Salmon Mollee - cooking recipe

Ingredients
    2 salmon fillets, cut into strips
    1 teaspoon salt
    1 tablespoon turmeric
    1 onion, finely chopped
    1 -2 small red chile, chopped
    3 cm fresh ginger, grated
    2 garlic cloves, grated
    1 teaspoon ground cardamom or 12 cardamom pods
    1 teaspoon ground cloves
    1 teaspoon garam masala
    1 teaspoon ground cinnamon or 5 cm cinnamon sticks
    50 g butter or 1 tablespoon olive oil
    400 g coconut milk (I use low-fat)
    lemon juice, to taste
    fresh coriander leaves, for garnish
    cooked rice (basmati is best)
Preparation
    Mix the turmeric and salt in a bowl and roll the fish in the mixture.
    Leave to sit while you make the sauce.
    If using cardamom pods or whole cloves, crush to a fine dust.
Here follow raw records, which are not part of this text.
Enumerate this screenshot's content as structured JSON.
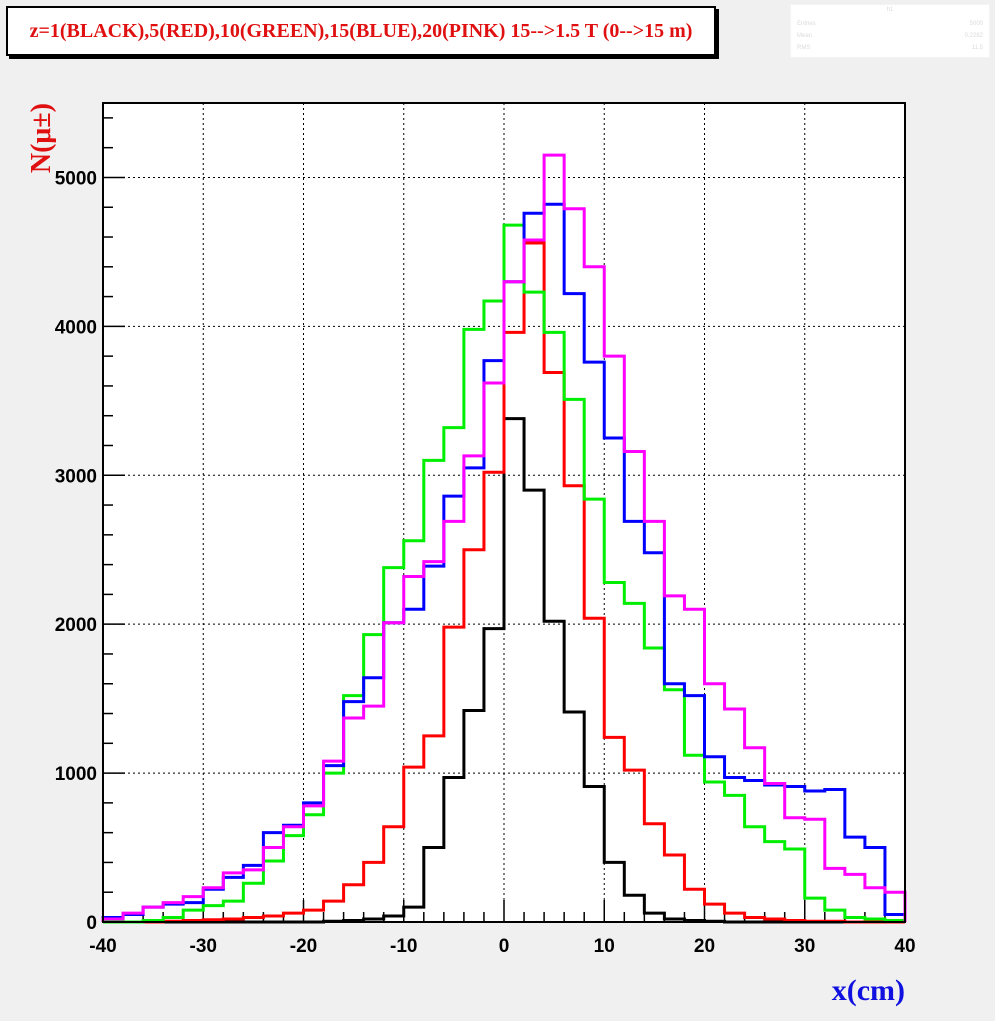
{
  "title": "z=1(BLACK),5(RED),10(GREEN),15(BLUE),20(PINK) 15-->1.5 T (0-->15 m)",
  "stats_box": {
    "title": "h1",
    "rows": [
      {
        "label": "Entries",
        "value": "5000"
      },
      {
        "label": "Mean",
        "value": "0.2282"
      },
      {
        "label": "RMS",
        "value": "11.5"
      }
    ]
  },
  "chart_data": {
    "type": "histogram",
    "xlabel": "x(cm)",
    "ylabel": "N(μ±)",
    "xlim": [
      -40,
      40
    ],
    "ylim": [
      0,
      5500
    ],
    "x_ticks": [
      -40,
      -30,
      -20,
      -10,
      0,
      10,
      20,
      30,
      40
    ],
    "y_ticks": [
      0,
      1000,
      2000,
      3000,
      4000,
      5000
    ],
    "grid": true,
    "bin_edges": [
      -40,
      -38,
      -36,
      -34,
      -32,
      -30,
      -28,
      -26,
      -24,
      -22,
      -20,
      -18,
      -16,
      -14,
      -12,
      -10,
      -8,
      -6,
      -4,
      -2,
      0,
      2,
      4,
      6,
      8,
      10,
      12,
      14,
      16,
      18,
      20,
      22,
      24,
      26,
      28,
      30,
      32,
      34,
      36,
      38,
      40
    ],
    "series": [
      {
        "name": "z=1",
        "color": "#000000",
        "values": [
          0,
          0,
          0,
          0,
          0,
          0,
          0,
          0,
          0,
          0,
          0,
          5,
          10,
          20,
          40,
          100,
          500,
          970,
          1420,
          1970,
          3380,
          2900,
          2020,
          1410,
          910,
          400,
          180,
          60,
          20,
          10,
          5,
          0,
          0,
          0,
          0,
          0,
          0,
          0,
          0,
          0
        ]
      },
      {
        "name": "z=5",
        "color": "#ff0000",
        "values": [
          0,
          0,
          0,
          5,
          10,
          15,
          20,
          30,
          40,
          60,
          80,
          140,
          250,
          400,
          640,
          1040,
          1250,
          1980,
          2500,
          3020,
          3960,
          4560,
          3690,
          2930,
          2040,
          1240,
          1020,
          660,
          450,
          220,
          120,
          60,
          30,
          20,
          10,
          5,
          5,
          0,
          0,
          0
        ]
      },
      {
        "name": "z=10",
        "color": "#00ee00",
        "values": [
          0,
          0,
          10,
          30,
          80,
          110,
          140,
          260,
          410,
          580,
          720,
          1000,
          1520,
          1930,
          2380,
          2560,
          3100,
          3320,
          3980,
          4170,
          4680,
          4230,
          3960,
          3510,
          2840,
          2280,
          2140,
          1840,
          1560,
          1120,
          940,
          850,
          640,
          540,
          490,
          160,
          80,
          30,
          20,
          10
        ]
      },
      {
        "name": "z=15",
        "color": "#0000ff",
        "values": [
          30,
          50,
          100,
          120,
          130,
          220,
          300,
          380,
          600,
          650,
          800,
          1050,
          1480,
          1640,
          2010,
          2100,
          2390,
          2860,
          3050,
          3770,
          4300,
          4760,
          4820,
          4220,
          3760,
          3250,
          2690,
          2480,
          1600,
          1520,
          1110,
          970,
          950,
          920,
          910,
          880,
          890,
          570,
          500,
          50
        ]
      },
      {
        "name": "z=20",
        "color": "#ff00ff",
        "values": [
          20,
          60,
          100,
          130,
          170,
          230,
          330,
          350,
          500,
          640,
          780,
          1080,
          1370,
          1450,
          2010,
          2320,
          2420,
          2690,
          3130,
          3620,
          4300,
          4580,
          5150,
          4790,
          4400,
          3800,
          3160,
          2690,
          2190,
          2100,
          1600,
          1430,
          1170,
          930,
          700,
          690,
          360,
          320,
          230,
          200
        ]
      }
    ]
  }
}
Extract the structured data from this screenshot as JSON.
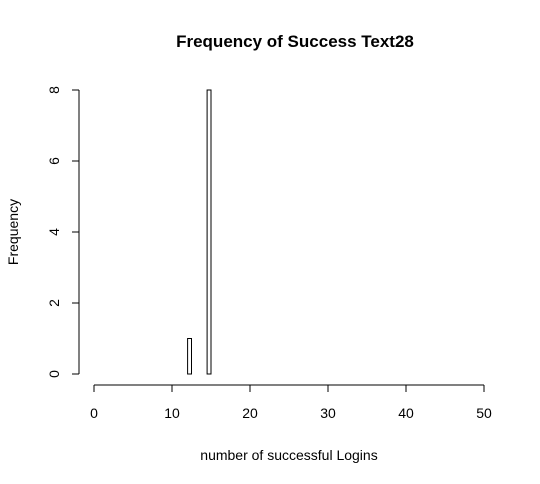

    Melt the butter or oil in a frying pan and add onion, garlic, ginger and spices (except cinnamon stick, if using), cooking gently for 2-3 minutes until onion starts to soften.
    Add the coconut milk and cinnamon stick, simmering gently until thick (8-10 minutes).
    Taste and adjust with lemon juice.
    You can let the dish sit for up to 15 minutes at this point if you want to delay dinner a bit.
    Add the fish to the sauce, gently stirring it to loosen the turmeric and cover the fish.
    Cook for 10 minutes over a medium heat or until the salmon is just cooked.
    Garnish with coriander and serve over rice or, if you prefer, very thin, cooked Asian noodles.